L’Impero non verrà abbattuto. Non verrà rovesciato. Non verrà nemmeno formalmente sfidato. Verrà aggirato. Ed è questa la forma più umiliante del declino: non la sconfitta, ma l’irrilevanza progressiva; non il crollo spettacolare, ma la constatazione silenziosa che non è più necessario.

Italia: l’interregno come condizione permanente

In questo passaggio storico, l’Italia non fa eccezione. Fa statistica.

Se il mondo occidentale nel suo complesso vive un interregno, l’Italia ne è una delle espressioni più pure e più avanzate: un paese in cui il vecchio modello continua a morire lentamente e il nuovo non solo fatica a nascere, ma non viene nemmeno cercato.

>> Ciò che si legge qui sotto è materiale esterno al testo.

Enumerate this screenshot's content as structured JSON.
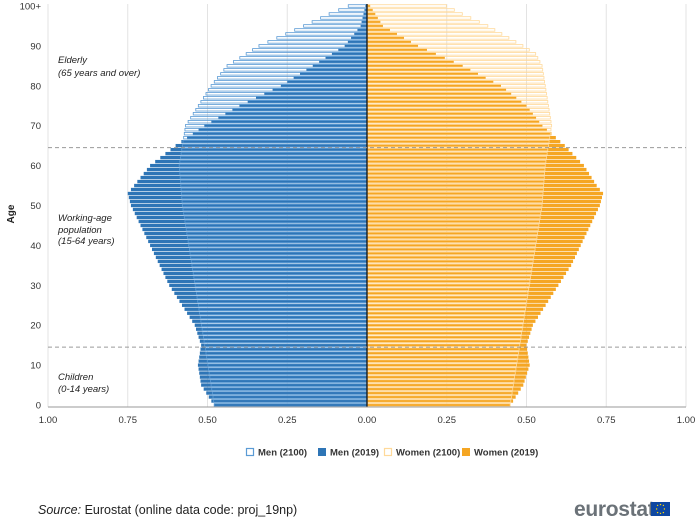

L’Italia del 2026 continuerà a dichiararsi “al centro” dell’Europa e del Mediterraneo mentre resterà accuratamente fuori da ogni vero processo decisionale strategico; continuerà a definirsi alleata mentre si comporterà da territorio affidabile, utile per basi, rotte, vincoli e allineamenti automatici; continuerà a parlare di interesse nazionale mentre accetterà che quell’interesse venga definito altrove, in lingue diverse e con priorità diverse.

Qui la lezione gramsciana diventa ancora più tagliente: l’egemonia non è solo dominio, è capacità di rendere naturale ciò che conviene. E in Italia, nel 2025–2026, ciò che è diventato “naturale” è l’idea che decidere sia pericoloso, che negoziare sia sconveniente, che usare le proprie leve — geografiche, industriali, diplomatiche — sia una forma di irresponsabilità.

L’Italia non verrà punita. Non verrà commissariata. Non verrà espulsa da nulla.

Semplicemente, non verrà consultata.

E come sempre accade ai paesi che scambiano la prudenza per virtù e l’inerzia per realismo, scoprirà che l’assenza di scelte non è neutralità, ma una scelta passiva a favore di chi decide.

Dopo l’Impero, durante l’interregno

Nel 2026 alcuni attori — Stati, imprese, sistemi finanziari — si posizioneranno di conseguenza, riorientando flussi, alleanze, catene del valore e strategie monetarie verso un mondo che non chiede più autorizzazioni né certificazioni morali. Gli altri continueranno a parlare di ordine, di leadership e di “comunità internazionale”, senza accorgersi che quella comunità, semplicemente, si è spostata.

E mentre l’Occidente continuerà a interrogarsi su come “difendere i propri valori”, l’Italia compresa, il resto del mondo avrà già risolto una questione molto più elementare, molto più concreta e molto più spietata: come vivere, commerciare e sopravvivere senza di lui.

Questa non è una profezia. È una constatazione. E per un Impero — e per i suoi vassalli più zelanti, intrappolati in un interregno che scambiano per stabilità — non esiste condanna più severa.